Essen. Im Zentrum des Bundeskanzler-Besuchs in Duisburg steht ein Schlüsselthema fürs Ruhrgebiet: Wasserstoff. Doch auch zu Putin äußert sich Scholz.
Bevor sich Olaf Scholz für sein Statement aufstellt, greift er entschlossen zum Zapfhahn. Hinter ihm ist Europas größte Testtankstelle für Wasserstoff aufgebaut. Sie befindet sich in Duisburg auf dem Gelände des Zentrums für Brennstoffzellen-Technik (ZBT). Es gehe darum herauszufinden, wie Busse oder Züge künftig möglichst effizient mit Wasserstoff betankt werden können, erklärt ZBT-Experte Christian Spitta. Scholz – leger in Jeans statt mit dunklem Staatsmann-Anzug bekleidet – hört ihm aufmerksam zu. Bei den ZBT-Forschern Michael Steffen und Ulrich Gardemann hakt der Kanzler nach: Ob denn viel Energie erforderlich sei, wenn Wasserstoff zum Transport in Ammoniak umgewandelt werde, will er wissen. Neben einer Anlage, die Kohlendioxid aus der Luft ziehen soll, fragt der Kanzler, ob dies „einfach nur eine schöne Idee“ sei oder auch im großen Maßstab funktioniere.
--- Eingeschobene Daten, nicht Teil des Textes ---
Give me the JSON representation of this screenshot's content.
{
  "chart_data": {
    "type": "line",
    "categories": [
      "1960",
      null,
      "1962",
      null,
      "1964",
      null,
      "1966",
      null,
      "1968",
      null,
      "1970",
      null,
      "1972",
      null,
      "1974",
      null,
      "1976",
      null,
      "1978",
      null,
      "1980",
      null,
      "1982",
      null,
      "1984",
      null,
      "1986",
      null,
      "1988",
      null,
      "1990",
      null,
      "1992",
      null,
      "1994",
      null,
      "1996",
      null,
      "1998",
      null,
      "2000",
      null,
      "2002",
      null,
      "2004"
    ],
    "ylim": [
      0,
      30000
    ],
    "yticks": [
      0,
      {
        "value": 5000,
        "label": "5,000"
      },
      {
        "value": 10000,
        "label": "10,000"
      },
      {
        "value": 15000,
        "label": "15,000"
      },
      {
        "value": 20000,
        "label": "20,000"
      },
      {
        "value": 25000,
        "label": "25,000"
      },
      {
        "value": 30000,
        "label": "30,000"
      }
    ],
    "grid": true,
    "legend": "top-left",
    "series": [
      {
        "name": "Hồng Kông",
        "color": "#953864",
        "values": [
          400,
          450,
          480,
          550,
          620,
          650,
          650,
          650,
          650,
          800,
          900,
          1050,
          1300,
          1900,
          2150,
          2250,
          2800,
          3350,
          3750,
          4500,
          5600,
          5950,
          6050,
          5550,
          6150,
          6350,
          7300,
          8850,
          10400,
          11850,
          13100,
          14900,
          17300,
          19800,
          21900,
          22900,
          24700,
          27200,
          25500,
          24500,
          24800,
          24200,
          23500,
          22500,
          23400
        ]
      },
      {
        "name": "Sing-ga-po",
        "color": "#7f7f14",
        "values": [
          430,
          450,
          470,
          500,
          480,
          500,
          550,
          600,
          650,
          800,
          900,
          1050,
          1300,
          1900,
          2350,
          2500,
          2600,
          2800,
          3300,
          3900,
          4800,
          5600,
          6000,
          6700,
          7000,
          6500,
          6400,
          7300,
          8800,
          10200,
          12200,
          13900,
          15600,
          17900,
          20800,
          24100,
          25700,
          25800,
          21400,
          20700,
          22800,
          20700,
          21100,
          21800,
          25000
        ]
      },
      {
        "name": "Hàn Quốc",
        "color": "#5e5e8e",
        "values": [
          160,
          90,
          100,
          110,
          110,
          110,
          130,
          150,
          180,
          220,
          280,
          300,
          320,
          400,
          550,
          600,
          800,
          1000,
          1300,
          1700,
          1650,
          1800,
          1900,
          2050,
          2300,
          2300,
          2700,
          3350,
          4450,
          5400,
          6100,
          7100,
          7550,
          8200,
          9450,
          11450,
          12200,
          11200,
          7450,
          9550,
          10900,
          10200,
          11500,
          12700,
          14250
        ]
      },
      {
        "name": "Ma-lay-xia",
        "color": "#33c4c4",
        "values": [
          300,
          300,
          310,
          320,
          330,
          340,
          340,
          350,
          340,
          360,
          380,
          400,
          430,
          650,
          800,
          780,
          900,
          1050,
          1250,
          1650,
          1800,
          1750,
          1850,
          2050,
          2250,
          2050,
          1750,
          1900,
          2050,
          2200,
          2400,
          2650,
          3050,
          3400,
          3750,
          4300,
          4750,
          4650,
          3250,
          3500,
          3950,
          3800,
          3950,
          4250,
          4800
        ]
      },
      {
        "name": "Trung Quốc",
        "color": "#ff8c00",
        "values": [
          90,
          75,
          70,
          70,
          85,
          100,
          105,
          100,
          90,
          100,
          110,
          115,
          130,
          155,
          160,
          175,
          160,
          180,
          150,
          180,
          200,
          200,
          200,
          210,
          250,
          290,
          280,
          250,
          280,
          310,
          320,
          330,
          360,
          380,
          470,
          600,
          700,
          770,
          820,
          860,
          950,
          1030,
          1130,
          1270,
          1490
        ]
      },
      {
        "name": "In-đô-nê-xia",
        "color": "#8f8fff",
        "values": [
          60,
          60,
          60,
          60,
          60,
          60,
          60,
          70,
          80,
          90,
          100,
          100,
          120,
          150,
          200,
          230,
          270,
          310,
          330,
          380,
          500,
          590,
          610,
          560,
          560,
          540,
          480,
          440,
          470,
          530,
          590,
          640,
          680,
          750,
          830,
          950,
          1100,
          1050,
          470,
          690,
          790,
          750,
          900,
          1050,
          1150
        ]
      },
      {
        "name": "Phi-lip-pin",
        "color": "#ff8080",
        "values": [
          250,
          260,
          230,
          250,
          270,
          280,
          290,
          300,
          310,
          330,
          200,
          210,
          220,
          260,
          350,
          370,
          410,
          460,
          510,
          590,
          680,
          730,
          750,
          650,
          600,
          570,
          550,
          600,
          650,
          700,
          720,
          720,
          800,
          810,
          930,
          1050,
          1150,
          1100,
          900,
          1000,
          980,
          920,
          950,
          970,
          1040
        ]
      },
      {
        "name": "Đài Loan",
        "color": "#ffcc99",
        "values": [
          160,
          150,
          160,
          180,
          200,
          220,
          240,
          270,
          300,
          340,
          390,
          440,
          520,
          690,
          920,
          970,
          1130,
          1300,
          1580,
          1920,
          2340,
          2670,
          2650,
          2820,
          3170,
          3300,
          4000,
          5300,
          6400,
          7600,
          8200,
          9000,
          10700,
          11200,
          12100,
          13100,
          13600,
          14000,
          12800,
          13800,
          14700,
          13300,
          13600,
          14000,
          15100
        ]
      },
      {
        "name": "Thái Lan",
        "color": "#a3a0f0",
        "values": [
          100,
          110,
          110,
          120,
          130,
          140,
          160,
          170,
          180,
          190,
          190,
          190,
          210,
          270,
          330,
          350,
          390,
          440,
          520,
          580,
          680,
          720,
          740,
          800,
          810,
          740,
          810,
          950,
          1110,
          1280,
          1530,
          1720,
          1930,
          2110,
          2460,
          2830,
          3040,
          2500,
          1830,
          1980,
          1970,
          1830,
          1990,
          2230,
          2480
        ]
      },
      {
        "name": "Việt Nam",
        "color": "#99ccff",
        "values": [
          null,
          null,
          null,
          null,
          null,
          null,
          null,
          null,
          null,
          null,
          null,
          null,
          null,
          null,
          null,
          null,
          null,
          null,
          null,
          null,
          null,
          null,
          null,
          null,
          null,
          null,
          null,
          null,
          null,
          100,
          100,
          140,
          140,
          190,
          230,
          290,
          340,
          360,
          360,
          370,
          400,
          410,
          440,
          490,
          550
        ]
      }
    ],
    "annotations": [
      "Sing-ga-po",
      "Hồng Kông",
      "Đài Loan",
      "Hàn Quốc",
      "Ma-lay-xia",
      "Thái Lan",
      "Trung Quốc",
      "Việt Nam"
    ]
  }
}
Unabhängig von vielen Einzelfragen hat Scholz an diesem Nachmittag in Duisburg eine große Botschaft im Gepäck: Wasserstoff wird nach seiner Einschätzung eine zunehmende Bedeutung für Deutschlands Energieversorgung bekommen. Wo heute Gas, Kohle oder Öl eingesetzt würden, werde in vielen Fällen eine Umstellung auf Wasserstoff erfolgen, sagt Scholz bei seinem Besuch im Ruhrgebiet.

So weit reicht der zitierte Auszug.